The World Bank recently released a report on business taxes titled Toward a More Business Friendly Tax Regime: Key Challenges in South Asia. In the report, the World Bank has warned that Pakistan has a disturbingly high tax rate for businesses. The tax rate is stated as unusually high for a nation from a developing region.
What Does The Report Say About Pakistan’s Corporate Tax Rate?
The report ranks Pakistan’s corporate tax rate as the third highest in the world. A similar trend was seen in several other developing countries from the South Asian region. World Bank’s report cites that “Corporate tax rates in South Asia are higher than those in other developing regions” due to a “narrow tax base” which has resulted in higher tax rates.
The Pakistani government continues to give tax incentives to privileged firms despite the small tax base nationwide. This approach benefits the few high-revenue businesses which are already settled in the market while deteriorating the overall investment environment in the country. This also puts extra pressure on the already small number of taxpayers, the report states.
A Look at Some Hard Facts and Figures Regarding Pakistan’s Tax Regime
According to State Bank of Pakistan (SBP), Pakistan’s tax-to-GDP ratio has remained within a range of 8.5% to 9.5% over the past 10 years. Out of all the cities in the country, Islamabad has the lowest tax-to-GDP ratio. Islamabad also holds the title of having the lowest tax-to-GDP ratio in the world.
World Bank’s report says that despite having such a big population, only 1.2 million individuals and firms file their income tax returns in Pakistan. Half of these tax filers are from the corporate sector. About 118,000 firms are enrolled to pay sales taxes, however, only 15,000 actually pay any tax at all.
Pakistan’s tax-to-GDP ratio has remained within a range of 8.5% to 9.5% over the past 10 years.

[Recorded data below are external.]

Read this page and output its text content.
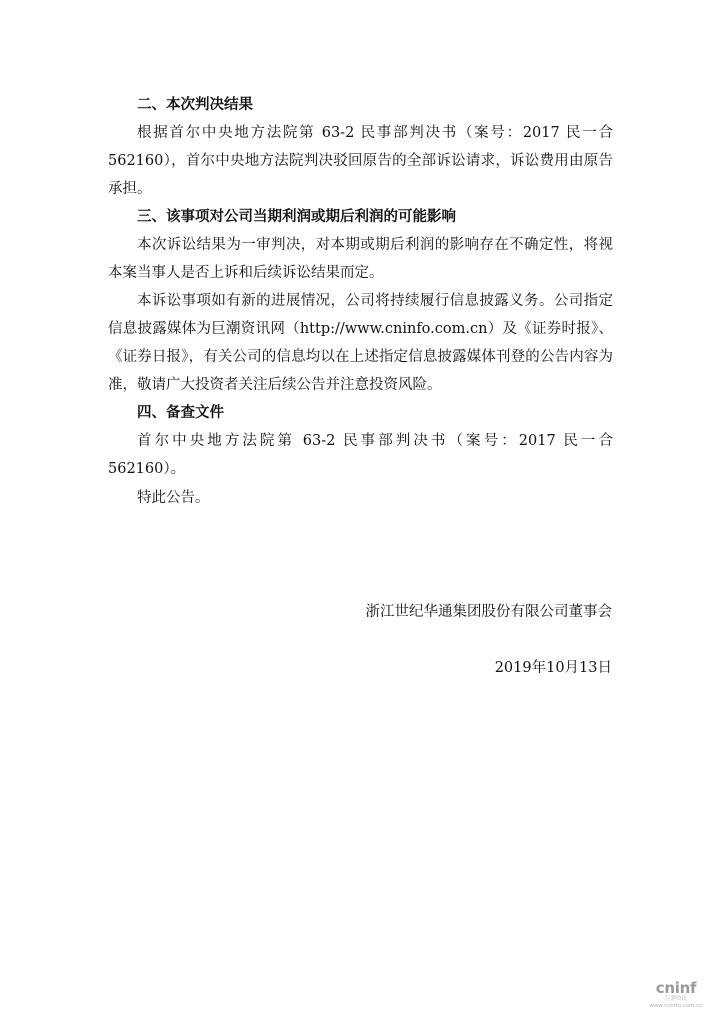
二、本次判决结果

根据首尔中央地方法院第 63-2 民事部判决书（案号：2017 民一合 562160），首尔中央地方法院判决驳回原告的全部诉讼请求，诉讼费用由原告承担。

三、该事项对公司当期利润或期后利润的可能影响

本次诉讼结果为一审判决，对本期或期后利润的影响存在不确定性，将视本案当事人是否上诉和后续诉讼结果而定。

本诉讼事项如有新的进展情况，公司将持续履行信息披露义务。公司指定信息披露媒体为巨潮资讯网（http://www.cninfo.com.cn）及《证券时报》、《证券日报》，有关公司的信息均以在上述指定信息披露媒体刊登的公告内容为准，敬请广大投资者关注后续公告并注意投资风险。

四、备查文件

首尔中央地方法院第 63-2 民事部判决书（案号：2017 民一合 562160）。

特此公告。
浙江世纪华通集团股份有限公司董事会
2019年10月13日
cninf
巨潮资讯
www.cninfo.com.cn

Pakistani government offers $4.7 billion worth of subsidies on different forms of direct and indirect taxes, which is about 2 percent of the country’s GDP. The report notes that these incentives and subsidies are not targeted to address market failures so they produce little benefit.
The policy paper, compiled by Anna Reva (Operations officer at the World Bank’s Poverty Reduction and Equity Department), discusses issues residing in the structure and administration of corporate taxes in the South Asian region including Pakistan. The report notes that, throughout the region, select industries and firms are offered exemptions and concessions, while different indirect taxes are levied and industries have to comply with high taxes.
Global average corporate tax is about 24 percent, which increases to 32 percent in the South Asian region. Pakistan has an even higher 34 percent corporate income tax rate.
High business taxes discourage investment due to decrease in revenue and an increase in sales taxes reduces spending. The report also urges the Pakistani government to make the tax payment process easier. For comparison’s sake, in some countries, it takes companies 12 payments and 175 man-hours on tax regulations while in Pakistan, firms make 47 payments and spend 74 business days each year. The government should promote a positive trend of buying and investment by reducing taxes to the lowest possible level and making the process easier, states the report.